The authors compare the performance of trained and reference model outputs using three frontier LLMs as judges. Results show that the trained model outputs achieve higher agreement (Agr) and recall (H=1) across all judges compared to the reference model outputs, with the Gemini-2.5-Pro judge showing the highest performance for both sets. The LLM consensus scores are slightly lower than the individual judges' scores, indicating moderate agreement among the judges.

The authors use human expert annotations to evaluate the quality of research plans generated by a finetuned model compared to an initial model. Results show that the finetuned model's plans are preferred by experts in 70.0% of annotations, with a statistically significant improvement in overall scores (7.89 vs. 7.31 out of 10). The finetuned model also satisfies more rubric items (79.8% vs. 73.8%), indicating higher plan quality across multiple criteria.

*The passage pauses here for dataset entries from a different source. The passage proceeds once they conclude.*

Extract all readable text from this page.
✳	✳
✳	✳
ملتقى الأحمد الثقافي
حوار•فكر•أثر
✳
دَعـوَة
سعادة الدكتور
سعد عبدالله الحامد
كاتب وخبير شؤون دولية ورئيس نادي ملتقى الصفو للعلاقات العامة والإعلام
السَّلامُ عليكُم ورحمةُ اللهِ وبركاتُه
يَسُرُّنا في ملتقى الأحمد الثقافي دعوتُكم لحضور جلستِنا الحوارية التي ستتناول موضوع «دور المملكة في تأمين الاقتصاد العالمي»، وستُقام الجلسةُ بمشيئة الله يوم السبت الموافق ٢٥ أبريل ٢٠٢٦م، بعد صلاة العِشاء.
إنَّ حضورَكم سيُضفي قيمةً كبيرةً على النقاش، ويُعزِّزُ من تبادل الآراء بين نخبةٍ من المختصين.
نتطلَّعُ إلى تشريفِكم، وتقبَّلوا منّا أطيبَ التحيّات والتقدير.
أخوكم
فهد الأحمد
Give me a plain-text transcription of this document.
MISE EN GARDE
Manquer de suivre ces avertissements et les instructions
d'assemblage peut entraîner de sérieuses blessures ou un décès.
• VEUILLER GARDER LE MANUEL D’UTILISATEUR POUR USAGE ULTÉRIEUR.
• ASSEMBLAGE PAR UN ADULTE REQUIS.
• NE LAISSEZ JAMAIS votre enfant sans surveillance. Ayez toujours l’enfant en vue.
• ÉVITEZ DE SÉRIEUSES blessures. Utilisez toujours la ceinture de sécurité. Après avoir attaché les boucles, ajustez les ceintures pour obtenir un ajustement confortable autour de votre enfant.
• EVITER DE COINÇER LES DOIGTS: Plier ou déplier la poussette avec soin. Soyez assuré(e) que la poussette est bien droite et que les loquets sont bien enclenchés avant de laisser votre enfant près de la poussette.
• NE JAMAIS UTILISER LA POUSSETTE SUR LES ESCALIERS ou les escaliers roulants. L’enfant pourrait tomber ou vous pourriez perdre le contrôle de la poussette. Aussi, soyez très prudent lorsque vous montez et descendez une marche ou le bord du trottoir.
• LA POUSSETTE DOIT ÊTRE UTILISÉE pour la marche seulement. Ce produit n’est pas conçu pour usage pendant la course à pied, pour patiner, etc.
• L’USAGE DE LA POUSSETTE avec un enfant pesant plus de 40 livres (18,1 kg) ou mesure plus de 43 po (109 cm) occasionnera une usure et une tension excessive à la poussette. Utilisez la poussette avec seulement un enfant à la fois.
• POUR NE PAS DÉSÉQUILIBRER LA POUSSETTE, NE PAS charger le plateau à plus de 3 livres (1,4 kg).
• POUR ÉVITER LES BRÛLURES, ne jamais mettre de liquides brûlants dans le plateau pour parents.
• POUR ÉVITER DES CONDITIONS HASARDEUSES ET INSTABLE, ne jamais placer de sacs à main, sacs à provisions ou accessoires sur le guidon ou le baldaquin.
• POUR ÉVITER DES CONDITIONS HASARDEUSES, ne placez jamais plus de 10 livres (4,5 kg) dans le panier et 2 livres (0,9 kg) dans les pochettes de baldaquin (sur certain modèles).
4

The authors use a reinforcement learning framework with self-generated rewards to finetune language models for generating research plans, comparing the initial Qwen-3-30B model to its finetuned variants across ML, ArXiv, and medical domains. Results show that the finetuned models consistently outperform the initial model in automated evaluations, with domain-specific finetuning leading to significant improvements and cross-domain generalization, particularly in the medical domain.

The authors use a validation set and a stronger language model, Claude-4-Sonnet, to determine the optimal stopping step for training, selecting the checkpoint that achieves the best performance on the validation set. The table shows that the stopping step varies by model and finetuning domain, with the Qwen-3-30B model finetuned for ML and ArXiv tasks stopping at step 100, while the PubMed finetune stops at step 140. For the Qwen-3-4B model, the stopping step is 200 for ML finetuning and 100 for the SFT and RL variants, indicating that the optimal training duration depends on the specific model and task.